Augustus Media
- Type: Private
- Founded: November 2015
- Founder: Richard Fitzgerald
- Headquarters: Dubai, United Arab Emirates
- Brands: Lovin Smashi ODEUM
- Website: www.weareaugustus.com

= Augustus Media =

UAE digital media company

Augustus is a digital media company based in Dubai, Cairo, Abu Dhabi and Riyadh. In 2017, Lovin Dubai, operated by Augustus Media, acquired UAE-based tabloid 7days, which announced it would cease operations by the end of December 2016 due to significant reductions in advertising revenue. It also owns several other brands, including local news platform Lovin Saudi and the streaming service Smashi.

== History ==
Augustus was registered in November 2015 in the DMCC (Dubai Multi Commodities Centre) Freezone. Augustus had signed a 10-year franchise agreement with Lovin Media Group for the Lovin Dubai Franchise, launching Lovin Dubai on the 1st of September 2015. In 2016, Augustus launched to the public as a ‘new media' company.

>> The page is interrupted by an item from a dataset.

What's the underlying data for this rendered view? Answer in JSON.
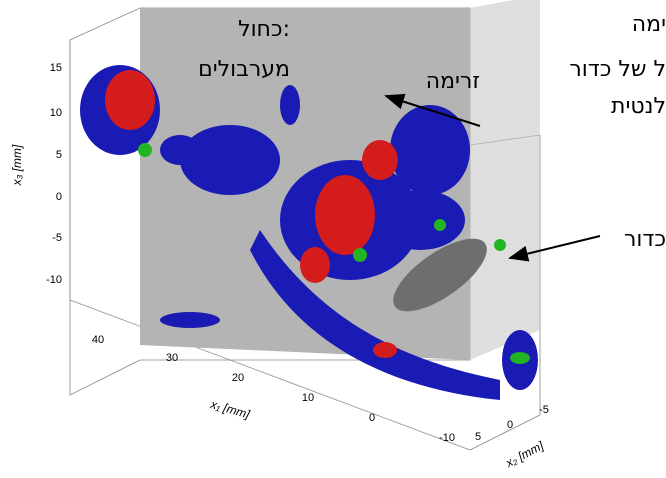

In January 2017 Lovin Dubai purchased the social media profiles of 7Days newspaper. The parent company, 7Days Media, confirmed that the newspaper and its digital operations would cease on December 31, with the final print edition released on December 22. This closure affected approximately 120 employees.

Lovin Saudi launched in September 2017, with offices in Riyadh, Saudi Arabia. In February 2019, the Smashi content platform was launched, followed by the introduction of the in-house content studio, Odeum Content Studio.

In January 2022, Augustus Media moved to a new studio worth 1 mln USD in Dubai Production City. In May 2022, the company completed the acquisition of CAM Plus Sports and launched Lovin in 6 new cities, including Lovin Doha, Lovin Cairo, and Lovin Bahrain. In July 2022, Augustus Media company secured exclusive digital streaming broadcast rights with the UAE Futsal Federation, and subsequently obtained digital streaming broadcast rights with the UAE Volleyball Federation.

In 2023, Augustus Media cooperated with Saudi Arabia's Ministry of Investment and the Ministry of Communications and Information Technology's Ignite program.

=== Lovin ===
Lovin' is a local news and lifestyle brand. Lovin is a digital publishing platform, which presents a positive view of the city, town, country or community. The mantra to the brand is: Lovin' Your Life. The Lovin Saudi Show was commissioned up by Snapchat in January 2021. In August 2021, Augustus Media launched Lovin Isloo in Pakistan. It also raised $400,000.

=== Smashi ===

Smashi is a streaming platform that focuses on business news, innovative technology and culture. Since 2019, Smashi have launched a series of shows on Snap Inc.

=== Recognition ===
Augustus won the SME of the year at the MENA Effies 2018.

== Controversies ==
On July 15, 2017, Lovin Dubai released an article with the title "Notorious Irish Gangster Is Getting Married Today In The Burj Al Arab," which referred to Daniel Kinahan and claimed his involvement in an international drug syndicate. Subsequently, Lovin Dubai issued an apology.